"Ainda Não é Amanhã" (2024), de Milena Times - Foto: Embaúba Filmes/Divulgação
Foto: Embaúba Filmes/Divulgação

“Ainda Não é Amanhã”: o aborto tirado do tabu e humanizado na tela

Aborto é uma palavra que atravessa muitos lugares, principalmente para uma mulher. Além de atravessar lugares, provoca diversos sentimentos, como repulsa, medo, pavor, ódio e tolerância. Contudo, o mais grave talvez não seja um sentimento em si, mas uma consequência que, em muitos casos, é a morte — seja a literal, seja a de uma vida sonhada.

Nesse contexto forte é que somos levados a mergulhar em “Ainda Não é Amanhã”, um filme que conta a história de Janaína (Mayara Santos), uma jovem estudante de direito que precisa lidar com as dificuldades da vida na periferia de Recife enquanto enfrenta uma gravidez indesejada. O filme marca a estreia da diretora e roteirista Milena Times com um longa-metragem (antes ela havia dirigido os curtas “Au Revoir” e “Represa”).

A família da protagonista é composta apenas por mulheres: sua avó, Rita (Cláudia Conceição), e sua mãe, Luciana (Clau Barros). Esse fato por si só adiciona camadas à personagem e ao nível de responsabilidade que ela enfrenta ao descobrir a gravidez. A classe social também é bem delimitada durante o longa, dividindo os mundos de Janaína entre a faculdade e as possibilidades de uma vida melhor por meio do estudo, e a vida simples no conjunto habitacional em que vive.

"Ainda Não é Amanhã" (2024), de Milena Times - Foto: Embaúba Filmes/Divulgação
Foto: Embaúba Filmes/Divulgação

A rotina de Janaína se molda a partir dos estudos, tudo graças aos esforços de sua avó, costureira e empregada doméstica, e de sua mãe, cabeleireira. Dedicada, ela possui uma bolsa de financiamento na faculdade, além de ter conseguido uma vaga de monitoria pelo seu bom desempenho.

No primeiro ato, vemos a juventude no palco: Jana curtindo uma festa com o namorado (Mário Victor) e sua melhor amiga Kelly (Bárbara Vitória). A juventude à flor da pele, o desejo, a libido – tudo é ilustrado nesse momento com muita vivacidade. Essa série de escolhas acertadas feitas pelo roteiro é ideal para a humanização necessária acerca de um tabu tão grande como o do aborto.

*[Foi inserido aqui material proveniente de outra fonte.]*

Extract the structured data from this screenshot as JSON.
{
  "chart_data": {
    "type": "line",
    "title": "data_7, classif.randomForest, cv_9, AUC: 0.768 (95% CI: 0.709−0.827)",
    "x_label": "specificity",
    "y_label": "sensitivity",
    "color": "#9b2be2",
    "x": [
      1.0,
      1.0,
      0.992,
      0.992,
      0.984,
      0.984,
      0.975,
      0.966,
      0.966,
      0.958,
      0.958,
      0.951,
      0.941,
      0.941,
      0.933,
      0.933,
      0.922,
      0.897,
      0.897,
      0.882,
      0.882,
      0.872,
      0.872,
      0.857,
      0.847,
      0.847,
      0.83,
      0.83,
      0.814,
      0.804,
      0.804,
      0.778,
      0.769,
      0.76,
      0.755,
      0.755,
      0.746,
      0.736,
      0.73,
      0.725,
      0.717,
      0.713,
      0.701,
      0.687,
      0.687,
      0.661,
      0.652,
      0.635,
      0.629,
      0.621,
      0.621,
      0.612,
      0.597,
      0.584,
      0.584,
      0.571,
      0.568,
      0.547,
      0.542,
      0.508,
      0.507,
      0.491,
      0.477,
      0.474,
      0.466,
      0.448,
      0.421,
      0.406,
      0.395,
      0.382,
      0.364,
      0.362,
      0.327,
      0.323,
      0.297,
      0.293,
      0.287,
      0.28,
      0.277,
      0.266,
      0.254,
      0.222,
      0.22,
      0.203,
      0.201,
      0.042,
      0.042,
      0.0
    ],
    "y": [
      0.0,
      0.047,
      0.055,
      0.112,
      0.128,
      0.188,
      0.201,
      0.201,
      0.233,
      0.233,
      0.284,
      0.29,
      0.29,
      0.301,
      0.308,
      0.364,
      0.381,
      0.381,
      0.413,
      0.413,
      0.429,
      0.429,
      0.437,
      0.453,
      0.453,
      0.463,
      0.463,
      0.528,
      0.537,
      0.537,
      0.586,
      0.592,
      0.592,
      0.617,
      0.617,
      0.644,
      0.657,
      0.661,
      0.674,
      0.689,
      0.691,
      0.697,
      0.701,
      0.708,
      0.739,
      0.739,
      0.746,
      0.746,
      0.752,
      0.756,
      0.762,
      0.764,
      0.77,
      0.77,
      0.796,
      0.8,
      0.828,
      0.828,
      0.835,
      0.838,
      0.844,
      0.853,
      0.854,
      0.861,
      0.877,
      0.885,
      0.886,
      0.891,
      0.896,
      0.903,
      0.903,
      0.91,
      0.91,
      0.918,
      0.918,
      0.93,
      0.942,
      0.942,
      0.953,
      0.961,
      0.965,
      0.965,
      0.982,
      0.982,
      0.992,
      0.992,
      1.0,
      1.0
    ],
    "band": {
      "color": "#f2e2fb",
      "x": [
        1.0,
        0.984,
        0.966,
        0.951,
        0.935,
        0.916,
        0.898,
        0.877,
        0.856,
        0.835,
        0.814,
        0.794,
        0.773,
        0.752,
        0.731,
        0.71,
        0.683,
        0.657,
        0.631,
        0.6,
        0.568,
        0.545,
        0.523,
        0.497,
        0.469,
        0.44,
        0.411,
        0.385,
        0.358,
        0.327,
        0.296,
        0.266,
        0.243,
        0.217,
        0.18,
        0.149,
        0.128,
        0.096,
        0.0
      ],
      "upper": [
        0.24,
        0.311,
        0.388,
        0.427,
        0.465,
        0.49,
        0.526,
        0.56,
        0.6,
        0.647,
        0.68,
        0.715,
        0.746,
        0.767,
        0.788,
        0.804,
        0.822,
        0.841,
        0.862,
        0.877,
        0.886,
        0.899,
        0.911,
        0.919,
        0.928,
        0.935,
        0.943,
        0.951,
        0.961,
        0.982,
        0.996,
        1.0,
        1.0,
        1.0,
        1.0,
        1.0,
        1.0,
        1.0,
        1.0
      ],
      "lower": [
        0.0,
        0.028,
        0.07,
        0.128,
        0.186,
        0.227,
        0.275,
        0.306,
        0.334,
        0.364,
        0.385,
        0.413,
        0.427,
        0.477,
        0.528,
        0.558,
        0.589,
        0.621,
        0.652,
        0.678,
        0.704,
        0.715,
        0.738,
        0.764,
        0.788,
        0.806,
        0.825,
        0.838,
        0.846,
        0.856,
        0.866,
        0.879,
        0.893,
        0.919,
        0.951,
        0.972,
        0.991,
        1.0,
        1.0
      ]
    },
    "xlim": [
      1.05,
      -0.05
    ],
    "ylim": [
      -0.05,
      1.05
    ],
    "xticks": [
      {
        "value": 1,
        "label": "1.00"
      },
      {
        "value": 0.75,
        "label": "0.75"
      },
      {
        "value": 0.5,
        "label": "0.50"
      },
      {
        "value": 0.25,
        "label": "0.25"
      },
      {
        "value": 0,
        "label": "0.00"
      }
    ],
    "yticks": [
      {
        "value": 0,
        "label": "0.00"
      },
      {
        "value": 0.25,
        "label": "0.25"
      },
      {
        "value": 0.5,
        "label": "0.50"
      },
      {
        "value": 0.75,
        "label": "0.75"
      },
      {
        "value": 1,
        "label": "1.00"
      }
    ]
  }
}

Após um período, notamos, pela ótica de Janaína, que sua menstruação está atrasada. E com o teste de farmácia, vemos a confirmação da gravidez. Sua amiga Kelly é o ponto central de apoio: é ela quem acompanha todas as decisões da amiga e segura sua mão quando a decisão de não seguir com a gestação é tomada.

"Ainda Não é Amanhã" (2024), de Milena Times - Foto: Embaúba Filmes/Divulgação
Foto: Embaúba Filmes/Divulgação

Esse retrato de uma amizade feminina tão potente e verdadeira é o que torna a trama rica. A ausência de vilanismos e julgamentos também chama a atenção. O namorado surge como um apoio, porém ele não se sustenta ao longo do filme, mas também não é colocado como uma pessoa ruim ou “escrota”. As camadas em relação às personagens principais são feitas e demonstradas em tela, principalmente entre Jana e Kelly. Entendemos as marcas do passado e como cada uma se apoia, bem como o porquê dessa amizade.

Um ponto importante do filme é que Janaína só consegue ter acesso a um medicamento seguro para realizar o aborto quando, em um ato de puro desespero, revela sua situação para uma colega de faculdade que, diferente dela, é rica. Aí descobrimos que ela também já realizou um aborto, o que escancara a realidade de que pessoas que abortam não têm cara, mas só algumas morrem ao fazê-lo.

A conversa honesta entre Janaína e sua mãe, que a teve a partir de uma gravidez não planejada, emociona e revela duas jovens feridas, cada uma à sua maneira, mas com um profundo amor familiar e carinho. É uma cena que sintetiza a potência deste filme impactante e ao mesmo tempo sensível com as relações femininas e as decisões individuais. ■

Nota:

AINDA NÃO É AMANHÃ (2024, Brasil). Direção: Milena Times; Roteiro: Milena Times; Produção: Dora Amorim, Júlia Machado, Thaís Vidal; Fotografia: Linga Acácio; Montagem: Marina Kosa; Com: Mayara Santos, Clau Barros, Cláudia Conceição, Bárbara Vitória, Mário Victor, Guta Menelau, Lalá Vieira; Estúdio: Espreita Filmes, Ponte Produtoras, Ventana Filmes; Distribuição: Embaúba Filmes; Duração: 1h 17min.